Creative Pursuits Can
Also Be Spiritual
Jul 01, 2015 06:51PM
● By Clair Norman
In a climate in which seekers are veering from the mandates of structured religious practice and claiming spiritual independence, the concept of creativity as a spiritual pursuit is gaining ground. Rabbi Rami Shapiro, who spoke in June during a special event sponsored by the Chrysalis Institute at the Collegiate School’s Hershey Center for the Arts, said, “The spiritually independent are wisdom-seekers and meaning-makers who cross religious, scientific and artistic boundaries.” He promotes spirituality as both fun and funny at times.

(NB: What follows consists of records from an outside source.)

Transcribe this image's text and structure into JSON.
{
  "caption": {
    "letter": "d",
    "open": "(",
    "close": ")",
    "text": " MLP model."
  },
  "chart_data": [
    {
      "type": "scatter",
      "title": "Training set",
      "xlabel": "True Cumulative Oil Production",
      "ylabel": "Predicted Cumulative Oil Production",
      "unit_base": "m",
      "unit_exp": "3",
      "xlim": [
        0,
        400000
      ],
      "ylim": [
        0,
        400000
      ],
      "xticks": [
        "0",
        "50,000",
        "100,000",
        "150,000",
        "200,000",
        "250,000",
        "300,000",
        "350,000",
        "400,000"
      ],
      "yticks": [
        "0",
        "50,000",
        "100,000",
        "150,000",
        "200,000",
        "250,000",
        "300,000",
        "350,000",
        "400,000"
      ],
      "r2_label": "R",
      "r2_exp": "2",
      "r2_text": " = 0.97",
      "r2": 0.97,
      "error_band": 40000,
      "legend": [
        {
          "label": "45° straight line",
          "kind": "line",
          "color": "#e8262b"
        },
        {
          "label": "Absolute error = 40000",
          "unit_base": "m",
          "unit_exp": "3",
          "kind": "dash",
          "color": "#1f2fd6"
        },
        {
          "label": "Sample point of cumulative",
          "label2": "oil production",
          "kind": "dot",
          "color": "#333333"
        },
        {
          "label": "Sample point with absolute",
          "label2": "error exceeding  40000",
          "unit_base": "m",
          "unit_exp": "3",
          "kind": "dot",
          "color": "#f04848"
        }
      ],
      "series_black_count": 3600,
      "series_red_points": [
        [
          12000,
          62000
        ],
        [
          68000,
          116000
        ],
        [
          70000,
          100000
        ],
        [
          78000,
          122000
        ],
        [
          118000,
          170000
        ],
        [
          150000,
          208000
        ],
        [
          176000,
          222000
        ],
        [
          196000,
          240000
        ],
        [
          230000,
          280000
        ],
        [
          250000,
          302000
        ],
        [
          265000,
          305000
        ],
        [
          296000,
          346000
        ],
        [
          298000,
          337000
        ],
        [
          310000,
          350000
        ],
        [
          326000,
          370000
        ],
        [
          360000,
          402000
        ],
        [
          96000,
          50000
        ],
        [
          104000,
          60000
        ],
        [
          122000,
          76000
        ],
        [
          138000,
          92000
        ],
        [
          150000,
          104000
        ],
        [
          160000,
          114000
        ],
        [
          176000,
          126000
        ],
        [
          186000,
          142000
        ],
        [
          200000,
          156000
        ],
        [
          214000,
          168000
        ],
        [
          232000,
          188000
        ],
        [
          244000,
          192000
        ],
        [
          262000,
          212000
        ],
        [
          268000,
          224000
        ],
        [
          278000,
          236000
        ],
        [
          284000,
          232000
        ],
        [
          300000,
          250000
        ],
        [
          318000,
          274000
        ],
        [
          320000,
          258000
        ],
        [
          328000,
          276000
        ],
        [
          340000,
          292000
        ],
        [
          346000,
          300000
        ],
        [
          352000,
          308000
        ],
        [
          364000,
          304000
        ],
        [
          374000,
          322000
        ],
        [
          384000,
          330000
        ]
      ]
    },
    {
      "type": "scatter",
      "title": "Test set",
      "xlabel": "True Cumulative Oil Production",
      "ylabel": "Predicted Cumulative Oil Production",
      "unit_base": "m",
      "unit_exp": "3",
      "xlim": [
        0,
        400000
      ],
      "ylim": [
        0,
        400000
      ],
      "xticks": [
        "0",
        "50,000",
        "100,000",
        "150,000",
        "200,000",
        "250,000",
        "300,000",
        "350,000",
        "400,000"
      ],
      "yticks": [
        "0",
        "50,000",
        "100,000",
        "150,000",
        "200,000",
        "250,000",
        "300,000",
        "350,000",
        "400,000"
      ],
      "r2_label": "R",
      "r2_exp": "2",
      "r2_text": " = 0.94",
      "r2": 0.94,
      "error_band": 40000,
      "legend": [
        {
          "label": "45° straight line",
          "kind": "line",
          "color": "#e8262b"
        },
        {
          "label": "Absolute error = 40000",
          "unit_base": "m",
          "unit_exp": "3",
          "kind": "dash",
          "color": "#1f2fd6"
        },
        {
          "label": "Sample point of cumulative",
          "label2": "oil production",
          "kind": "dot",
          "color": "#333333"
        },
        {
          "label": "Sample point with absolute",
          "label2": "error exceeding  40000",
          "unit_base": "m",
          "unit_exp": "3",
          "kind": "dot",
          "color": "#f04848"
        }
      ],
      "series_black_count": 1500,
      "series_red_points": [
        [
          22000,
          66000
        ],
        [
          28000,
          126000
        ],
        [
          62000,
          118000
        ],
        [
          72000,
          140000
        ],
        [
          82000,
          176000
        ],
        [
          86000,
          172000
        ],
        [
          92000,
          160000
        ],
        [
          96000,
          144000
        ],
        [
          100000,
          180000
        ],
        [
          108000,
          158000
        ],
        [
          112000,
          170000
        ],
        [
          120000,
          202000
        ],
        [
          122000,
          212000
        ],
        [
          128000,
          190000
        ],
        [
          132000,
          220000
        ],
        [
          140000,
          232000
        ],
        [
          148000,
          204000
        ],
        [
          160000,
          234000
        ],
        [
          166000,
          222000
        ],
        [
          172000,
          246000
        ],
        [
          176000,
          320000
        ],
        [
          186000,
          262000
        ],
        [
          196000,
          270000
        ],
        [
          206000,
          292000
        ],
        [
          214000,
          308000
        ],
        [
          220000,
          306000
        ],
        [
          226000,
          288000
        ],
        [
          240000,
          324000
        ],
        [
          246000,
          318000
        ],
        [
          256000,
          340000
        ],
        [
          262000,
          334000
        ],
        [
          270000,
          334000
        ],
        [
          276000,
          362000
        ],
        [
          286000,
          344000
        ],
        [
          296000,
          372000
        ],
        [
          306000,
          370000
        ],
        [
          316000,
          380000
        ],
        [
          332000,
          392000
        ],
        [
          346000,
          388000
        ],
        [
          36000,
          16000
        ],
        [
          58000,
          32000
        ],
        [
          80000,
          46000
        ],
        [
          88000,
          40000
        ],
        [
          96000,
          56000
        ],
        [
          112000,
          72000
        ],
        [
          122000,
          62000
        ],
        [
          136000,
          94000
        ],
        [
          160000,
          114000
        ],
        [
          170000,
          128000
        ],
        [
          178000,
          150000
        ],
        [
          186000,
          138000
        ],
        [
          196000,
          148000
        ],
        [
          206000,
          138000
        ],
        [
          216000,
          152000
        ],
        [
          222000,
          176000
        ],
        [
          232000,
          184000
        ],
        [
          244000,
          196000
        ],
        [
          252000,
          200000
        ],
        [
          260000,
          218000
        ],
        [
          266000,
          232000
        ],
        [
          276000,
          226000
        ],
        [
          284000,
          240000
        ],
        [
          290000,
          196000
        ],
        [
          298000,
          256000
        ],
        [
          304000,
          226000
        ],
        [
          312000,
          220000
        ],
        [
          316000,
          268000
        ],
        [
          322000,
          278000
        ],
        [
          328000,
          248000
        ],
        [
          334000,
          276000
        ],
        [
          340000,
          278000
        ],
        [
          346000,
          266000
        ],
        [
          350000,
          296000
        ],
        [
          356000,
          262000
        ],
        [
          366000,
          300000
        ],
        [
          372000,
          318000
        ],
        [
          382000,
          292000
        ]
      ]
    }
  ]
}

Chrysalis wants people to feel empowered and safe to claim creativity as a spiritual practice and is keeping the momentum going with its fall programming theme—Creativity: The Soul Speaks. Describing the theme, its website states, “The creative impulse is something deep within us that yearns to be heard. It connects us with others and with life itself. It is the language of the soul.”
To kick off its lineup of fall programs, Chrysalis will host Art as Language with a panel of creative arts professors at Virginia Commonwealth University (VCU) from 7 to 9 p.m. on September 10. Practicing art in its many forms can be peaceful and transformative as the creative process unfolds.
During the event, Lisa Freiman, director of VCU’s new Institute for Contemporary Art, will serve as moderator as the panel discusses how their various art forms enable them to speak in different ways. A group of musicians, visual artists, writers and dancers will demonstrate how their art communicates by performing an act of “translation” for the audience. Ed Coleman, an English teacher at Maggie L. Walker Governor’s School, will co-moderate.
Panelists include Darryl Harper, chair of the VCU Music Department, clarinetist and published composer; Arnold Kemp, associate professor and chair of the the VCU Department of Painting and Printmaking, whose works appear at the Metropolitan Museum of Art, the Studio Museum, in Harlem, and the Berkeley Art Museum; Lea Marshall, associate chair of the VCU Department of Dance and Choreography and co-founder and executive director of GroundZero Dance, with an MFA in creative writing/poetry; and Elgie Gaynell Sherrod, chair of the VCU Department of Dance and Choreography and a Fulbright-Hayes scholar in dance research.
The goal of the panel discussion is to enable participants to understand the unique ways in which art can be an expressive tool and indeed, a spiritual one, and how different artists can creatively interpret the same theme or concept.